Farah Pandith, head of the newly established Office of the U.S. Representative to the Muslim Communities, opened the State Department's annual iftar on Monday evening by celebrating America's religious diversity and the contributions of Muslims to American culture. Secretary of State Hillary Clinton reminded the audience that she was the first U.S. official to host an iftar as First Lady in 1996, since Thomas Jefferson hosted the Tunisian ambassador 200 years ago. (The First Lady's iftar more than a decade ago was organized in coordination with MPAC & the Muslim Women's League.)
Over 230 people attended the State Department iftar, including MPAC Executive Director Salam Al-Marayati, Dr. Sherman Jackson (Univ. of Michigan), Imam Mohamed Magid (Vice President of ISNA), Maha Elgenaidi & Soumaya Khalifa (Islamic Networks Groups), and the music group Native Deen. MPAC member Nasreen Haroon, an artist whose paintings have been displayed in U.S. Embassies around the world, also attended.
SEE: Video & Transcript of Secretary Clinton's Remarks (State Dept)
The British Ambassador to the United Sates, Sir Nigel Sheinwald, hosted the first ever Iftar at the Ambassador's Residence on Sept. 10. The Ambassador invited a diverse group of Muslim Americans, British Muslims and government officials who have all worked on strengthening the relationships between Muslim communities and their representatives in both countries.
MPAC joined the Ambassador and the first Muslim Minister of Transport in the United Kingdom, MP Sadiq Khan, in celebrating the diversity which exists in both Muslim communities and discussed some of the challenges and opportunities of integration both within the Muslim American and British communities.
The U.S. Department of Agriculture hosted its first Iftar on Sept. 10. Politicians, staffers, diplomats, and families of those attending gathered in the ritual of breaking fast at sunset.
"The setting was pleasant, the company was delightful, and the food was delicious," says MPAC's own Fatma Hocaoglu, who attended the event. "More importantly, we all felt a common thread tying Muslims and non-Muslims together."

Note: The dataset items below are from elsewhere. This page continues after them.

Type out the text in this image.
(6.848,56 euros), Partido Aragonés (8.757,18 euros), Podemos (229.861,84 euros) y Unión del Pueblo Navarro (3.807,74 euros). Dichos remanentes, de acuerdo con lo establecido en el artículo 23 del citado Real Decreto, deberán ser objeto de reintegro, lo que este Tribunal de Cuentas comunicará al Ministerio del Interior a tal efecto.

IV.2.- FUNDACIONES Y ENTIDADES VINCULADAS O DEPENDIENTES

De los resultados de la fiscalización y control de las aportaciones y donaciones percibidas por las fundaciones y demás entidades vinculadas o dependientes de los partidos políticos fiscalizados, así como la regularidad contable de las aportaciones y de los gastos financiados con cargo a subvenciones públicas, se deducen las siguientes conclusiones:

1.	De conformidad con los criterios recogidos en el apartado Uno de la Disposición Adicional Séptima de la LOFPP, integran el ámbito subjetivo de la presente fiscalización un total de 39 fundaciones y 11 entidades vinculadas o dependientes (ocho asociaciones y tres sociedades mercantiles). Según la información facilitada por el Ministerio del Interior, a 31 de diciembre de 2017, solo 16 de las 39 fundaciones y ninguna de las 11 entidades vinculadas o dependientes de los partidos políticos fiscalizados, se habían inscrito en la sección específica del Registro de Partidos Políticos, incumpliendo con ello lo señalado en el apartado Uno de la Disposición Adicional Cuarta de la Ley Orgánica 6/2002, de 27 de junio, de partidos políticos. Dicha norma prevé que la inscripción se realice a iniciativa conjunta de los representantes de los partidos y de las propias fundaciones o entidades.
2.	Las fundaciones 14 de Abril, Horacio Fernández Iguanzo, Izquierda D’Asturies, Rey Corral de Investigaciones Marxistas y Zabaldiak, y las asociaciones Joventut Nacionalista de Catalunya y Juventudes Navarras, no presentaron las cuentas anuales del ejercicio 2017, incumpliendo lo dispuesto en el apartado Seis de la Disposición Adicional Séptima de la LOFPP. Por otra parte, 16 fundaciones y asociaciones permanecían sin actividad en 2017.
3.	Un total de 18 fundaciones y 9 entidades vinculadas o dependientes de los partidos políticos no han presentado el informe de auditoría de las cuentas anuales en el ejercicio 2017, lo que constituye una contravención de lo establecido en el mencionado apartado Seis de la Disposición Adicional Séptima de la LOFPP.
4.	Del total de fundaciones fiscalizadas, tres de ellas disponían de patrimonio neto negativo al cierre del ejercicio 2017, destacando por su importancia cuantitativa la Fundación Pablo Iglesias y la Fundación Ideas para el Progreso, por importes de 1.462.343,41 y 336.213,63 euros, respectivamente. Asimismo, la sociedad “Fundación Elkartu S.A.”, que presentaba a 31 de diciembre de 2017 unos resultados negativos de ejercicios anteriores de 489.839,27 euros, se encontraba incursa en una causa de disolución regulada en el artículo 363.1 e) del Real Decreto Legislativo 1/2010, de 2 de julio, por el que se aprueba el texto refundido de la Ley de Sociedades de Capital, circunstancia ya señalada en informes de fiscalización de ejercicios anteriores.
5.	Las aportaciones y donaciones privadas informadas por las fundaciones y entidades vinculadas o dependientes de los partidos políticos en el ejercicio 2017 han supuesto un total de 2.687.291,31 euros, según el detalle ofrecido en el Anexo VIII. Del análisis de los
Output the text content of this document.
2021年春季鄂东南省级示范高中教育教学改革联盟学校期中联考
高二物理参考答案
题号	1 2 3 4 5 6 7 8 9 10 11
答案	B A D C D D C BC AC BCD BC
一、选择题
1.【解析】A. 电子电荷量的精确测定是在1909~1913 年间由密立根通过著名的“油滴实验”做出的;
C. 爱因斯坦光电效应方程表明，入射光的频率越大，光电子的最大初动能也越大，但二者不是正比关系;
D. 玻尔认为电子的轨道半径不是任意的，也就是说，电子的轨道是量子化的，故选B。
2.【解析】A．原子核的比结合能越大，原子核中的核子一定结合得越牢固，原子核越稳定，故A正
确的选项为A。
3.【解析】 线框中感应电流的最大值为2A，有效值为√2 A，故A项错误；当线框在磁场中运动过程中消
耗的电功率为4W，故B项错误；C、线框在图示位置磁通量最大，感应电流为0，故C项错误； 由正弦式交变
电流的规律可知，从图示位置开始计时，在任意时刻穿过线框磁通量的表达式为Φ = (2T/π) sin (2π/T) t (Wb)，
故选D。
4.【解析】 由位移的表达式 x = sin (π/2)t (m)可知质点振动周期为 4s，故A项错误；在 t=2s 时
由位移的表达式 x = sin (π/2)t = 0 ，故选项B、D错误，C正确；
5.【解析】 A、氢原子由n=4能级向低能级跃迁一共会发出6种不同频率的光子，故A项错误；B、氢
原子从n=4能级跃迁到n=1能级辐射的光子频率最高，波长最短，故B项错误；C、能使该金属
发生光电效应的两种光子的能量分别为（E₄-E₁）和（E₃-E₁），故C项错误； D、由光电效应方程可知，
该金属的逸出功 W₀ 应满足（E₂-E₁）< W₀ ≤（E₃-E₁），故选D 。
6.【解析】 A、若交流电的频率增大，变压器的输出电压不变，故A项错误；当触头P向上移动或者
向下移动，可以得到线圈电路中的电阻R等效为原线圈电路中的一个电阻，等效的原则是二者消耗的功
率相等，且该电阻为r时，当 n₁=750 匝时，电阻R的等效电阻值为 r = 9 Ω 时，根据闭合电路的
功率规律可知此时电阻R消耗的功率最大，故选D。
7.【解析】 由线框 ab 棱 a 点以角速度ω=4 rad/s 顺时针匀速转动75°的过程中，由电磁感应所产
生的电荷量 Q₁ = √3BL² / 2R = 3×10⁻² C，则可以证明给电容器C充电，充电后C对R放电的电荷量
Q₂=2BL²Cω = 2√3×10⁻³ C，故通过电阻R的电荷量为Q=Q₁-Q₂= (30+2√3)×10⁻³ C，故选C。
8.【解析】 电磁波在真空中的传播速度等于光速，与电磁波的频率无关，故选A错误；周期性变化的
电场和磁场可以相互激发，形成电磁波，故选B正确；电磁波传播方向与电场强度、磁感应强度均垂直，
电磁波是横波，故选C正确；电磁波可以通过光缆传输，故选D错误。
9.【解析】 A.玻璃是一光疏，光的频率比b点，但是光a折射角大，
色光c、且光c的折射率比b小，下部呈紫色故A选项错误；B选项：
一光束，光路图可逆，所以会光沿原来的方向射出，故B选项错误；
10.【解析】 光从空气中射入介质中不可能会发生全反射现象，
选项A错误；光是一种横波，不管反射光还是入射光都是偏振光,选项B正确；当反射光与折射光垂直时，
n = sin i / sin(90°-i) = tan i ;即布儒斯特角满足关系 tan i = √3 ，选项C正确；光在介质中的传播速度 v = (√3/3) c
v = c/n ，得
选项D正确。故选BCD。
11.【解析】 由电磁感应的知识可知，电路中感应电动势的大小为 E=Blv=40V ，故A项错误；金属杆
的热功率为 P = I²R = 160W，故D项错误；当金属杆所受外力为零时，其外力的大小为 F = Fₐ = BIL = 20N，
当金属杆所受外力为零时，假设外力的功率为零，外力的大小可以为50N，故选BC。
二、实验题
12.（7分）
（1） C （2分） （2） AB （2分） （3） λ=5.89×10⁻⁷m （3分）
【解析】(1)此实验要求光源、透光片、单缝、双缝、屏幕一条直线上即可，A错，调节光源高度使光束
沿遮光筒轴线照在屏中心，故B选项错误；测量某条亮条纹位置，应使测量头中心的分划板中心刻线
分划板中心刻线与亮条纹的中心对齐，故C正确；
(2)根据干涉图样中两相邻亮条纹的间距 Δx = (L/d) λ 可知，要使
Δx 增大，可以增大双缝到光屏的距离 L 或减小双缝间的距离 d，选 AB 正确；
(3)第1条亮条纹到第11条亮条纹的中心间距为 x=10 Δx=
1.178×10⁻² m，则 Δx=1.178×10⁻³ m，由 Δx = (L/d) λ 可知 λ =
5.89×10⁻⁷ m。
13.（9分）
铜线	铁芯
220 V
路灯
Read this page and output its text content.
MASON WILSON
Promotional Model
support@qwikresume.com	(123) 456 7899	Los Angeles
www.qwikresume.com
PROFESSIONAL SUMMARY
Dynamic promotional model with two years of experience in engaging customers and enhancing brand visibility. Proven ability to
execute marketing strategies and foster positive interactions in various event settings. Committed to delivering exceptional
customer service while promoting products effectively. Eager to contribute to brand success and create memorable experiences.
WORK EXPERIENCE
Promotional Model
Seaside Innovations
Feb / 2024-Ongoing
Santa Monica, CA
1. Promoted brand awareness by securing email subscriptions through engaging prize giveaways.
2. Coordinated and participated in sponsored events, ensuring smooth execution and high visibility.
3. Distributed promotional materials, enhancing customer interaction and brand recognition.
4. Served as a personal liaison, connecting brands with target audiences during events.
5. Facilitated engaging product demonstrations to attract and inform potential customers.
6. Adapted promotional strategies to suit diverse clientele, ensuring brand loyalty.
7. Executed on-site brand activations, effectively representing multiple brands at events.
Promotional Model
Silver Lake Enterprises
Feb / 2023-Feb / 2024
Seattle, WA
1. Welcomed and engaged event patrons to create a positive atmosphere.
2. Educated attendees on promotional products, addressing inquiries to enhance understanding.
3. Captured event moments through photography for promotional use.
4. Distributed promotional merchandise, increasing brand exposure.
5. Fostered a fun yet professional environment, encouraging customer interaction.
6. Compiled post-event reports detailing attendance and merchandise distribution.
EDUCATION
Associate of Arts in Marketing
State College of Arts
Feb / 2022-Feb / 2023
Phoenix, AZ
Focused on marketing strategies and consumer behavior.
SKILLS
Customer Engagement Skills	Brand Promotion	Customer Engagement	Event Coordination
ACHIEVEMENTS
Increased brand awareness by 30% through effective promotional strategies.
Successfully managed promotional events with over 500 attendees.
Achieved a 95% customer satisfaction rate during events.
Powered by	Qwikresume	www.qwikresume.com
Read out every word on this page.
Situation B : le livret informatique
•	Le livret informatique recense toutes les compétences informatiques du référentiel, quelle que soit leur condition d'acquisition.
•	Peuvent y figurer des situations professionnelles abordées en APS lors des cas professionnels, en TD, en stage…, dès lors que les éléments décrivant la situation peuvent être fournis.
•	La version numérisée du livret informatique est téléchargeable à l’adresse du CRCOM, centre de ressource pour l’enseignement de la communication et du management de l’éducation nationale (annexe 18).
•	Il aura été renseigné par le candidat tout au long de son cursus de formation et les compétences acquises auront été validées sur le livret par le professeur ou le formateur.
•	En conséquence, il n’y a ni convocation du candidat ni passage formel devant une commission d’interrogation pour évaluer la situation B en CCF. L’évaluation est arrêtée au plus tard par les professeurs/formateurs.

Rather one of the more memorable speeches was that by the Secretary of Agriculture, Thomas J. Vilsack, who highlighted his own mixed heritage, and its influence on his upbringing and outlook on life. The message that was being conveyed by Secretary Vilsack was that diversity in society should be used as a tool to unify, with the Iftar dinner being a perfect example.
MPAC also recently had the opportunity to attend iftars hosted by two important military institutions. The first was held by the Pentagon, and was attended by a variety of U.S. military, government, civil society and foreign defense attache personnel. The event was capped by two keynote speeches from Dalia Mogahed (Gallup Center for Muslim Studies) and James Zogby (Arab American Institute). The National Security Agency held its own intimate Iftar gathering a week later. Many members of the military and their families were in attendance. The event was concluded with a short speech by a Muslim military chaplain.